Good Tolerability for Atezolizumab in Metastatic Urothelial Carcinoma

Long-term follow-up of a phase I trial showed that atezolizumab remained well tolerated over more than 3 years, with durable clinical benefit in some patients with heavily pretreated metastatic urothelial carcinoma.

“In phase I and II studies, atezolizumab demonstrated durable objective responses and good tolerability in patients with inoperable locally advanced or metastatic urothelial carcinoma,” wrote study authors led by Daniel P. Petrylak, MD, of Yale Cancer Center in New Haven, Connecticut. The agent is now approved in the United States and Europe for certain urothelial carcinoma patients, but its long-term safety profile has not been previously well characterized.

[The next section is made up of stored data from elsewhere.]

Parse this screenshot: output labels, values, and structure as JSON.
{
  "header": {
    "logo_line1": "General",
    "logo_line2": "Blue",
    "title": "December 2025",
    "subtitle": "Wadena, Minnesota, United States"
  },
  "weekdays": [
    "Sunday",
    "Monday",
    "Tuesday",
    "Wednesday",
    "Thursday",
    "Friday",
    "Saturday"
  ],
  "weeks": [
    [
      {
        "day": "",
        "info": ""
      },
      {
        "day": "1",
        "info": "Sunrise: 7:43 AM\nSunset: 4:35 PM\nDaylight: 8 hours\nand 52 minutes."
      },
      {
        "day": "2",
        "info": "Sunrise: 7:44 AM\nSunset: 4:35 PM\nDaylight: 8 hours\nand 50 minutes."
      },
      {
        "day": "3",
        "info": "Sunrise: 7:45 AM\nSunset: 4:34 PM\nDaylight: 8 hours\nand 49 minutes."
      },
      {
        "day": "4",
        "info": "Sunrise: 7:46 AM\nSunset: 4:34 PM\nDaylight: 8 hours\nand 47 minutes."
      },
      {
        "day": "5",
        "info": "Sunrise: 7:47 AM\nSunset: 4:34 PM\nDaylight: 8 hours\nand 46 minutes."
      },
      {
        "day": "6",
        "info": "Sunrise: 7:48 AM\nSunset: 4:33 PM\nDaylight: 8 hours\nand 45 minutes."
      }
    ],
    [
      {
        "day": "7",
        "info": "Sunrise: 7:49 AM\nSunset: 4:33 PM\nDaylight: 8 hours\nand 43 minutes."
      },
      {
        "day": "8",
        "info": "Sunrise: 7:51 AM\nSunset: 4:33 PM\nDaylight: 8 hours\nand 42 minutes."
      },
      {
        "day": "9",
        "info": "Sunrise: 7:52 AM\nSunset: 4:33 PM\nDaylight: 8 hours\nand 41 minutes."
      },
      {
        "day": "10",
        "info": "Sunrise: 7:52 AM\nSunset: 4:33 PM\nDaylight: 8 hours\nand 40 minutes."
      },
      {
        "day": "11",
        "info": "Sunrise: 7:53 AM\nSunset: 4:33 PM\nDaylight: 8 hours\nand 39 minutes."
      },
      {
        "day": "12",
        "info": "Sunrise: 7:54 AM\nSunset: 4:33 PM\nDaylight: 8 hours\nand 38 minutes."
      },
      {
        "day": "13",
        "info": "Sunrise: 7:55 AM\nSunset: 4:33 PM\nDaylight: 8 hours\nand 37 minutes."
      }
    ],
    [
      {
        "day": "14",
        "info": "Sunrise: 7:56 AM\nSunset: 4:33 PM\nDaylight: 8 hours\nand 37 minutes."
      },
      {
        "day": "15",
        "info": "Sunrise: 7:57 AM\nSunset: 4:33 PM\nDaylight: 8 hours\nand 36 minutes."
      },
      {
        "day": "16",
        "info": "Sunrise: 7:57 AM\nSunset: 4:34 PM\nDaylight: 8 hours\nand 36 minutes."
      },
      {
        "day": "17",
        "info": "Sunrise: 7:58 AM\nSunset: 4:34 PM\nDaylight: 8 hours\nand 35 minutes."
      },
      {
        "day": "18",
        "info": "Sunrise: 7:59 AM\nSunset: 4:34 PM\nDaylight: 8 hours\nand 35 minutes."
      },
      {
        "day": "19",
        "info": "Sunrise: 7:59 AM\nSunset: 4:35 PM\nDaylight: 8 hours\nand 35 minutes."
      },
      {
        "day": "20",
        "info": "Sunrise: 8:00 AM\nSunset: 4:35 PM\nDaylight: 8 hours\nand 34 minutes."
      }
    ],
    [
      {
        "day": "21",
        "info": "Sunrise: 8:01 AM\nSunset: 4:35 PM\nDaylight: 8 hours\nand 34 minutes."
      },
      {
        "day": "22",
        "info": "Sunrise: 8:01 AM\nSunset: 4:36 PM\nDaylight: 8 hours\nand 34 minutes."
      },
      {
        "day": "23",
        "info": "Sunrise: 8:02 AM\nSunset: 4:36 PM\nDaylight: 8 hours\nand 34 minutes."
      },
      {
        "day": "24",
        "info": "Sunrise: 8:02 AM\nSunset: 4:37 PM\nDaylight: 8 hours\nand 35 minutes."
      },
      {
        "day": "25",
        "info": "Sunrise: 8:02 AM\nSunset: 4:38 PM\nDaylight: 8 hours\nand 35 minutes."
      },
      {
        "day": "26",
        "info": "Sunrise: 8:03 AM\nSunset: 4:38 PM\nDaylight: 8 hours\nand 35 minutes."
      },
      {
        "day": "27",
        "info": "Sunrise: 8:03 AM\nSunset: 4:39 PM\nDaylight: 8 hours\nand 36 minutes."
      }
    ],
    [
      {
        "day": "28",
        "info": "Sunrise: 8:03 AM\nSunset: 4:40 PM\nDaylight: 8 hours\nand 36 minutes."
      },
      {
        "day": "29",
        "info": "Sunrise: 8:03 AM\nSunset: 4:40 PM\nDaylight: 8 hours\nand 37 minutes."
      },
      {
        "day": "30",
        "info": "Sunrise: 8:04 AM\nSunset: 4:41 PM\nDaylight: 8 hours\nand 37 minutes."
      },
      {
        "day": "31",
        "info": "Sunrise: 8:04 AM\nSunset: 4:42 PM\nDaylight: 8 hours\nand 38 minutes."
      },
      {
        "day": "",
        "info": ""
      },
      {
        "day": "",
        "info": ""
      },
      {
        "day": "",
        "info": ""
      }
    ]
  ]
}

The new analysis included 95 patients from the expansion cohort of an ongoing phase I trial; they were followed for a median of 37.8 months. Most patients were male (76%), and the median age was 66 years; this was a heavily pretreated population, with 47% receiving atezolizumab as third-line or greater therapy. The results were published in JAMA Oncology.

Patients received atezolizumab for a median of 3 months (range, 0 to 44 months) and a median of 5 doses. A total of 23 patients (24%) were treated for at least 1 year, and 14 patients (15%) continued treatment at the time of data cutoff.

Treatment-related adverse events (TRAEs) of any grade were reported in 64 patients (67%); grade 3/4 TRAEs were seen in 9 patients (9%), and only one of those was a grade 4 event (increased γ-glutamyltransferase level). The most common TRAE of any grade was fatigue (18%), followed by asthenia (14%), decreased appetite (13%), and pruritus (13%). Only asthenia (2 patients) and increased aspartate aminotransferase level (2 patients) occurred at grade 3 in more than a single patient.

“Most TRAEs occurred within the first year of treatment,” the authors wrote. After 63 adverse events were seen in year 1, this declined to 13 in year 2, 7 in year 3, and 1 in year 4. There were no treatment-related serious adverse events beyond year 1.

Twenty-five patients had an objective response, including 9 with a complete response; another 18 patients had stable disease. The median duration of response was 22.1 months, and 10 of the 25 responders (40%) had an ongoing response at the time of data cutoff. The median progression-free survival was 2.7 months, and the median overall survival was 10.1 months.

“Collectively, clinical results reported here compare well with published results for other checkpoint inhibitors or chemotherapy and support a continuing role for atezolizumab in altering treatment paradigms and outcomes in patients with metastatic urothelial carcinoma,” the authors concluded.